Tengo un nudo aquí en el pecho que no me deja respirar. Tengo tantas palabras atragantadas que siento que me falta el aire, que me ahogo, que no puedo avanzar.

Me dueles hasta en sitios insospechados, te echo de menos de la manera más bestia y salvaje que se puede echar de menos a alguien.

Vivo con un pánico constante a que te olvides de mí, de mi torpeza, de mi locura. Mendigándote migajas de cariño que me hagan sobrellevar esta cuarentena.
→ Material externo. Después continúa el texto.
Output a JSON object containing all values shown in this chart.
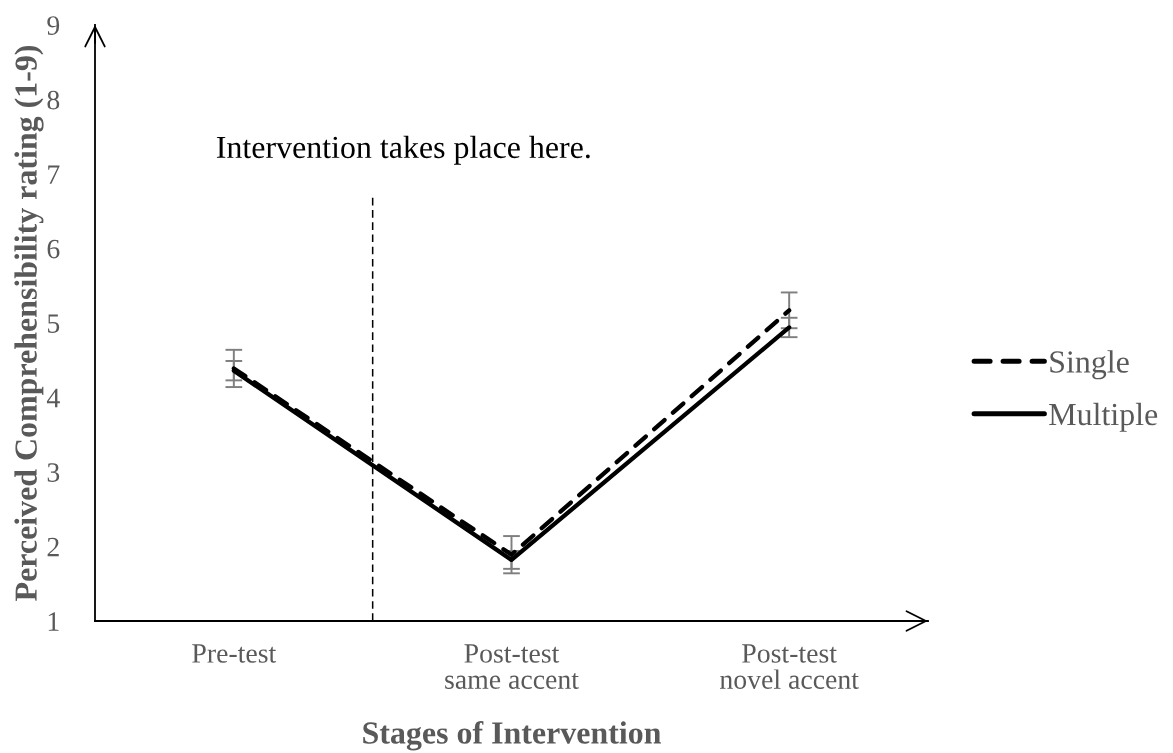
{
  "chart_data": {
    "type": "line",
    "categories": [
      "Pre-test",
      "Post-test\nsame accent",
      "Post-test\nnovel accent"
    ],
    "xlabel": "Stages of Intervention",
    "ylabel": "Perceived Comprehensibility rating (1-9)",
    "ylim": [
      1,
      9
    ],
    "yticks": [
      1,
      2,
      3,
      4,
      5,
      6,
      7,
      8,
      9
    ],
    "series": [
      {
        "name": "Single",
        "color": "#000000",
        "line_style": "dashed",
        "values": [
          4.39,
          1.89,
          5.17
        ],
        "errors": [
          0.25,
          0.25,
          0.24
        ]
      },
      {
        "name": "Multiple",
        "color": "#000000",
        "line_style": "solid",
        "values": [
          4.36,
          1.82,
          4.94
        ],
        "errors": [
          0.13,
          0.12,
          0.13
        ]
      }
    ],
    "annotations": [
      "Intervention takes place here."
    ],
    "legend": "right"
  }
}
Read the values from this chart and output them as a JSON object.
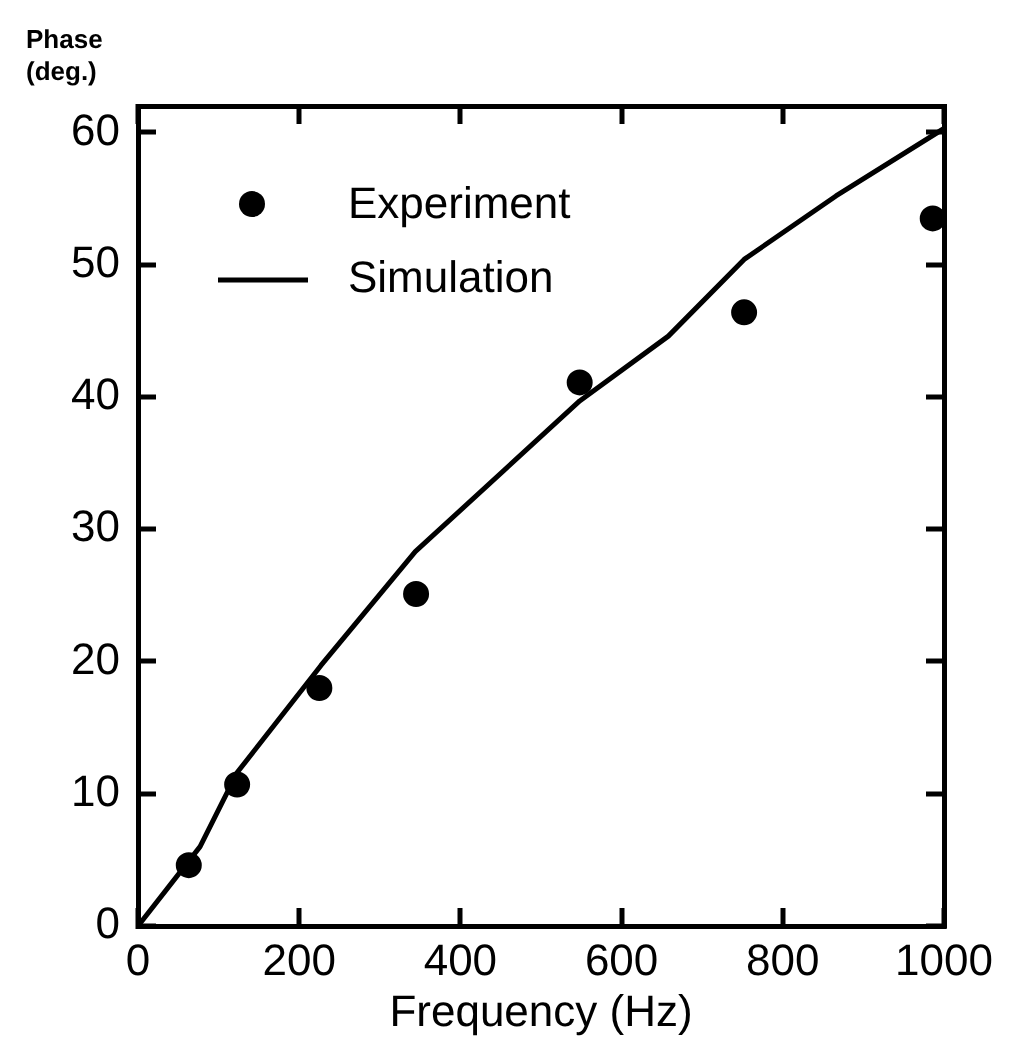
{
  "chart_data": {
    "type": "scatter",
    "xlabel": "Frequency (Hz)",
    "ylabel": "Phase\n(deg.)",
    "xlim": [
      0,
      1000
    ],
    "xticks": [
      0,
      200,
      400,
      600,
      800,
      1000
    ],
    "ylim": [
      0,
      62
    ],
    "yticks": [
      0,
      10,
      20,
      30,
      40,
      50,
      60
    ],
    "legend": "top left",
    "grid": false,
    "series": [
      {
        "name": "Experiment",
        "color": "#000000",
        "marker": "circle",
        "x": [
          63,
          123,
          225,
          345,
          548,
          752,
          986
        ],
        "values": [
          4.6,
          10.7,
          18,
          25.1,
          41.1,
          46.4,
          53.5
        ]
      },
      {
        "name": "Simulation",
        "type": "line",
        "color": "#000000",
        "marker": "none",
        "line_style": "solid",
        "x": [
          0,
          77,
          123,
          227,
          344,
          548,
          658,
          752,
          866,
          1000
        ],
        "values": [
          0,
          6,
          11.6,
          19.7,
          28.3,
          39.7,
          44.6,
          50.4,
          55.2,
          60.3
        ]
      }
    ]
  }
}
Vivo con un temor intermitente a no verte nunca más, a no volver a sonreír nunca más simplemente recibiendo un mensaje tuyo.

Lo peor de que me duelas tanto es que ya no me quedan fuerzas para nada más. Lo peor de que duela tanto es que sería de auténtica suicida seguir adelante. Los chutes de felicidad a mí ya no me compensan si después la abstinencia y las resacas son tan sumamente jodidas.

Y así, atascada en tierra de nadie, en silencio conmigo misma, he empezado a escucharme, y me entiendo más que nunca. Mi cabeza me exige que pare de una vez, que mi corazón va a estallar. Por una vez, parece que se han puesto de acuerdo.

¿Sabéis esa sensación constante de montaña rusa emocional? De estar arriba, abajo, dando vueltas, viviendo en primera carne loopings infernales, mareándote en un viaje que en el fondo, tarde o temprano, sabes que terminará.

Así que, por mi parte, he decidido desenfundarme el cinturón que, paradójicamente, me soltaba de la vida en vez de amarrarme a ella, bajarme del tren de la bruja y emprender mi huida. ¿Cobarde? Quizás.

Y si, alejándome de ti, ni siquiera eres capaz de echarme ni un poco de menos, quizás es que estoy haciendo lo correcto.

Se me hace tan duro renunciar a ti que a veces tengo mis momentos de debilidad, pero descuida, se me suele pasar.

Y esta noche por fin he llorado. Y poco a poco, he ido despeinando los nudos que tanto me están ahogando. Quizás mañana todo vuelva a enmarañarse de nuevo, y yo no sea capaz de desenredarlo, pero te juro que lo intentaré con toda mi alma.